Reforms in the city of Rome
The terrible condition in which Pope Gregory XIII had left the Papal States called for prompt and stern measures. Sixtus proceeded with an almost ferocious severity against the prevailing lawlessness. Thousands of brigands were brought to justice: within a short time the country was again quiet and safe. It was claimed that there were more heads on spikes across the Ponte Sant'Angelo than melons for sale in the marketplace. And clergy and nuns were executed if they broke their vows of chastity.

Next Sixtus set to work to repair the finances. By the sale of offices, the establishment of new "Monti" and by levying new taxes, he accumulated a vast surplus, which he stored up against certain specified emergencies, such as a crusade or the defence of the Holy See. Sixtus prided himself upon his hoard, but the method by which it had been amassed was financially unsound: some of the taxes proved ruinous, and the withdrawal of so much money from circulation could not fail to cause distress.

Immense sums were spent upon public works, in carrying through the comprehensive planning that had come to fruition during his retirement, bringing water to the waterless hills in the Acqua Felice, feeding twenty-seven new fountains; laying out new arteries in Rome, which connected the great basilicas, even setting his engineer-architect Domenico Fontana to replan the Colosseum as a silk-spinning factory housing its workers.

Inspired by the ideal of the Renaissance city, Pope Sixtus V's ambitious urban reform programme transformed the old environment to emulate the "long straight streets, wide regular spaces, uniformity and repetitiveness of structures, lavish use of commemorative and ornamental elements, and maximum visibility from both linear and circular perspective." The Pope set no limit to his plans, and achieved much in his short pontificate, always carried through at top speed: the completion of the dome of St. Peter's; the loggia of Sixtus in the Basilica di San Giovanni in Laterano; the chapel of the Praesepe in Santa Maria Maggiore; additions or repairs to the Quirinal, Lateran and Vatican palaces; the erection of four obelisks, including that in Saint Peter's Square; the opening of six streets; the restoration of the aqueduct of Septimius Severus ("Acqua Felice"); the integration of the Leonine City in Rome as XIV rione (Borgo).

Besides numerous roads and bridges, he sweetened the city air by financing the reclamation of the Pontine Marshes. Consequently, the spatial organization, monumental inscriptions and restorations throughout the city reinforced the control, surveillance, and authority that alluded to the power of Pope Sixtus V. Good progress was made, with more than  reclaimed and opened to agriculture and manufacture. The project was abandoned upon his death.

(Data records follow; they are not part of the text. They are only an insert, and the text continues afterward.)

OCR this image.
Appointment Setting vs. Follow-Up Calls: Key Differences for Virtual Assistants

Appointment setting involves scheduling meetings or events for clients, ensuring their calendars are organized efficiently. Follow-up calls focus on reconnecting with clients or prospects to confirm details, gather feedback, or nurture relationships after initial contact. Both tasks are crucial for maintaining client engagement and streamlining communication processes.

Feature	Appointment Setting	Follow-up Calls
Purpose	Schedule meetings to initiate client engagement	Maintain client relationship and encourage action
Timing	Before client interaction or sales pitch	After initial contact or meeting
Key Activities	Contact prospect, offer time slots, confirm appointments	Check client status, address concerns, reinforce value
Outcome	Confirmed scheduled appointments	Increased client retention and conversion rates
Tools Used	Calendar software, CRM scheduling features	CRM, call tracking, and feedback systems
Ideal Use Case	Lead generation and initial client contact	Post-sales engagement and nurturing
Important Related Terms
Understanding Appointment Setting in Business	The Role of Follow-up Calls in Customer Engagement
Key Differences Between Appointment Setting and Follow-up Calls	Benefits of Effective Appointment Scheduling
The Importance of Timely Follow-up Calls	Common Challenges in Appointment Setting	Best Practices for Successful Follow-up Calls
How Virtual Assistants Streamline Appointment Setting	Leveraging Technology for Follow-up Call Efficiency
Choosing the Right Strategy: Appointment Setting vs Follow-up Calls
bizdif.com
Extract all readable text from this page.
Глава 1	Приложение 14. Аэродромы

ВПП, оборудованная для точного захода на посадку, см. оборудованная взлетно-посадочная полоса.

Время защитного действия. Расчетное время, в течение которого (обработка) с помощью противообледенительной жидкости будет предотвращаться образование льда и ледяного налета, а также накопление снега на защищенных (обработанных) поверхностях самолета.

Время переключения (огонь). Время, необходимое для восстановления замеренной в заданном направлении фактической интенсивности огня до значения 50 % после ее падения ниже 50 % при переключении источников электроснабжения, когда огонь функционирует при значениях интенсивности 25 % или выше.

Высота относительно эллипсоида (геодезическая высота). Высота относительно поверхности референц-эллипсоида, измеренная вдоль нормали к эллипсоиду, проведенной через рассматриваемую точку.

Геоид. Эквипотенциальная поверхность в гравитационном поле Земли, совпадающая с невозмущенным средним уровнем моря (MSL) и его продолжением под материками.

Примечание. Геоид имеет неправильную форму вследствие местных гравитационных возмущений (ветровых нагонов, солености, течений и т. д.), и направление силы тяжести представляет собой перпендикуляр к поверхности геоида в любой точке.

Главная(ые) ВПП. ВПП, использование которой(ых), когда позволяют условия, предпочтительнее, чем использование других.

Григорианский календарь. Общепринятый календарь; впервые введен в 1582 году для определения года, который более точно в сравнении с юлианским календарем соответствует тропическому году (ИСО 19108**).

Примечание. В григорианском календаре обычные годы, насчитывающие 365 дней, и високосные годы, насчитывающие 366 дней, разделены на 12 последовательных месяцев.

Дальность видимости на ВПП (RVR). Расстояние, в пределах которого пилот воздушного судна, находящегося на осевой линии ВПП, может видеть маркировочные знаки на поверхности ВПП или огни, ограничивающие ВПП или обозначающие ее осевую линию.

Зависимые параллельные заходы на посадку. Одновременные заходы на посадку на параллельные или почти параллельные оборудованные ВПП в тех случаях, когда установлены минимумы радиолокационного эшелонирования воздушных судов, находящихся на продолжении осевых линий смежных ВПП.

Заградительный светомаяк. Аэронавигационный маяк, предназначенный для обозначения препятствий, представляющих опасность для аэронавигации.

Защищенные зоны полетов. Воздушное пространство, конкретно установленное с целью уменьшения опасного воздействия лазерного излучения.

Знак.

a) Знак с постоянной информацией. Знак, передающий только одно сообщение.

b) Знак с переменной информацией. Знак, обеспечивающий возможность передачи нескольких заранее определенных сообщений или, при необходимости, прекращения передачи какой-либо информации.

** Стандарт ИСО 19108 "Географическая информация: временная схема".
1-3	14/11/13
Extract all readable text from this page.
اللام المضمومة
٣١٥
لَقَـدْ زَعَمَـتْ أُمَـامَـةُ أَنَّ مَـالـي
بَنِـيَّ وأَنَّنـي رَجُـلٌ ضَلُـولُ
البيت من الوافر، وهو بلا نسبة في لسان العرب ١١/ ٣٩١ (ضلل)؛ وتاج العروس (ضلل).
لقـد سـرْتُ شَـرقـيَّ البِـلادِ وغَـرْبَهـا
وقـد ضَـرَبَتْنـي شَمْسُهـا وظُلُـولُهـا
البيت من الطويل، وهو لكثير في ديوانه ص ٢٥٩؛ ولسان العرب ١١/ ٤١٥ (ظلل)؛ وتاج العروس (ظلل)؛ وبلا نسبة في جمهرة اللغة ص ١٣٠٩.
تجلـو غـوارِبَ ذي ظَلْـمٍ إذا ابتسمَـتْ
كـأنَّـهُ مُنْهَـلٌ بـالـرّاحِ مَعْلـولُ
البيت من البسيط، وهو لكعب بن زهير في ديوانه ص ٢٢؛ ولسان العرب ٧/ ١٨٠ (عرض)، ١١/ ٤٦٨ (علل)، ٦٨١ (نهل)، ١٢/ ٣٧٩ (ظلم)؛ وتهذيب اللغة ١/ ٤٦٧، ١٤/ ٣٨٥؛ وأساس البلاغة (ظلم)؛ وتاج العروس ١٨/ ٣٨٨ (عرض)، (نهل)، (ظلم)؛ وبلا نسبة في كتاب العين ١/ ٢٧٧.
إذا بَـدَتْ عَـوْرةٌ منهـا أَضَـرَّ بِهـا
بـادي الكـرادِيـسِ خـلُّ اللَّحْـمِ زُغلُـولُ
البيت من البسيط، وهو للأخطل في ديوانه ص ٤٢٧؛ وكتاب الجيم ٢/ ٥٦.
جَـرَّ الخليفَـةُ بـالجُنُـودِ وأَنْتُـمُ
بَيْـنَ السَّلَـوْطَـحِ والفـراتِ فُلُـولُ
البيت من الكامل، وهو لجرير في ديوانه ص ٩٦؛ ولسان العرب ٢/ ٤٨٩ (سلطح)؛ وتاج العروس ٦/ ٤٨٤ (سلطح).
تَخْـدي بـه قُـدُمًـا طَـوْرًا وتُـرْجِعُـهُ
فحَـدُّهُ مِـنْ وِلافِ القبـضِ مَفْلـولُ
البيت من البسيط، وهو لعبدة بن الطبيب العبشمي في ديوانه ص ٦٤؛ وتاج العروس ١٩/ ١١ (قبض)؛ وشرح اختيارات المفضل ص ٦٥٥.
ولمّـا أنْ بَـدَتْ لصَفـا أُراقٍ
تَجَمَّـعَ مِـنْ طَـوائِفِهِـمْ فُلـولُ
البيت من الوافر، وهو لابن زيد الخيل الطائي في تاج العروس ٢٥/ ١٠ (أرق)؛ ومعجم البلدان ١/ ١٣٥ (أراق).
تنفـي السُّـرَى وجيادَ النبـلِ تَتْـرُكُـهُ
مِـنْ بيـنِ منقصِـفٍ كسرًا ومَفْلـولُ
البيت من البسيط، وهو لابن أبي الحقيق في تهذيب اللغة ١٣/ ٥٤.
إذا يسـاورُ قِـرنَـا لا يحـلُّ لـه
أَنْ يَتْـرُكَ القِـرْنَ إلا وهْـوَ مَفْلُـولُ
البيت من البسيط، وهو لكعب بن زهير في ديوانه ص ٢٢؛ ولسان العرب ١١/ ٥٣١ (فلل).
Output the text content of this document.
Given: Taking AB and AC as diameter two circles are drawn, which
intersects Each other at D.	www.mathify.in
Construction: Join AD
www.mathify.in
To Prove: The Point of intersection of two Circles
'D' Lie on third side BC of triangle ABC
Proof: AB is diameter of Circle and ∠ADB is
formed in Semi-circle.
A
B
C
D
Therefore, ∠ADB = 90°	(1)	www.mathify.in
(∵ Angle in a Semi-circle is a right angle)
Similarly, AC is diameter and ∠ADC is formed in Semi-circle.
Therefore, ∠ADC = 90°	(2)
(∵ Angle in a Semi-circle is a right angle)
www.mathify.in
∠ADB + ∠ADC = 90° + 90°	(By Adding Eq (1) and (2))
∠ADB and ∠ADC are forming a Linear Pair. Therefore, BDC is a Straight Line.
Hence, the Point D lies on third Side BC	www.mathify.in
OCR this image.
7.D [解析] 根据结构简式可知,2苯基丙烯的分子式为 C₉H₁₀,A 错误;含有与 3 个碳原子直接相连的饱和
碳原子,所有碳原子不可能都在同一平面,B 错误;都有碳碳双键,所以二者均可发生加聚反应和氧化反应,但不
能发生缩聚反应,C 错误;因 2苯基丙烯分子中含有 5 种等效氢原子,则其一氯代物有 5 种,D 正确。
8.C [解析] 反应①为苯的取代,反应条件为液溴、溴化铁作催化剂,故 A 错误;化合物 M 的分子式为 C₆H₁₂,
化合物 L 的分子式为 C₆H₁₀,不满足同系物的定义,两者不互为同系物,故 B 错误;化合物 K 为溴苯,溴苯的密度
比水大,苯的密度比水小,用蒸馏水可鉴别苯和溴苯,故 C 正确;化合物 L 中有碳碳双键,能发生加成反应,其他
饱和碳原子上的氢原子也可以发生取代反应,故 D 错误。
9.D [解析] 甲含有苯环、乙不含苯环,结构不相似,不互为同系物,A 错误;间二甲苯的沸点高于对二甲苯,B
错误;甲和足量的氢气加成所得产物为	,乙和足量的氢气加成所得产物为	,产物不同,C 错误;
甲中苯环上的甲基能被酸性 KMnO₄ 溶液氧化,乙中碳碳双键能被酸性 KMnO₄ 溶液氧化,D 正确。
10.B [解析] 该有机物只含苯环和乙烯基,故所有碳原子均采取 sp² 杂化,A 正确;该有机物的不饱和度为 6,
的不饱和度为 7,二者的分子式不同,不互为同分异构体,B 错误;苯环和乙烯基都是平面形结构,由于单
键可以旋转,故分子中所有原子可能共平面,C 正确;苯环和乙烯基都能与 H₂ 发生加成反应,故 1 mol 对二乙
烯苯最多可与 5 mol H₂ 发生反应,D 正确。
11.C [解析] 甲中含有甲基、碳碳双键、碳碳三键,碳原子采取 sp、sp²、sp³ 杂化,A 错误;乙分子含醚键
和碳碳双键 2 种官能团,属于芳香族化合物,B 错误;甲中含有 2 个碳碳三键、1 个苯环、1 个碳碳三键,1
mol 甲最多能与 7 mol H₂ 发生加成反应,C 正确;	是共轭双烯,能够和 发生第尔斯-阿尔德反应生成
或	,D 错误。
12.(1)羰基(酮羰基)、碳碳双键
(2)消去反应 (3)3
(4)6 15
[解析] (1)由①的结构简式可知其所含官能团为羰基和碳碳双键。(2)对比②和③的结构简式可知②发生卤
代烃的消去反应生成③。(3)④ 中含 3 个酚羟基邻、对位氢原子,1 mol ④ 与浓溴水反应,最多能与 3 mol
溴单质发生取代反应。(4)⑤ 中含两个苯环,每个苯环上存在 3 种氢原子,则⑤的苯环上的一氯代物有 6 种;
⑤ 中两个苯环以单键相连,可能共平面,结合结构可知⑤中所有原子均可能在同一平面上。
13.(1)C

Sixtus had no appreciation of antiquities, which were employed as raw material to serve his urbanistic and Christianising programs: Trajan's Column and the Column of Marcus Aurelius (at the time misidentified as the Column of Antoninus Pius) were made to serve as pedestals for the statues of SS Peter and Paul; the Minerva of the Capitol was converted into an emblem of Christian Rome; the Septizodium of Septimius Severus was demolished for its building materials.

Church administration
The subsequent administrative system of the Catholic Church owed much to Sixtus. He limited the College of Cardinals to seventy. He doubled the number of the congregations and enlarged their functions, assigning to them the principal role in the transaction of business (1588). He regarded the Jesuits with disfavour and suspicion. He mediated radical changes to their constitution, but death prevented the execution of his purpose.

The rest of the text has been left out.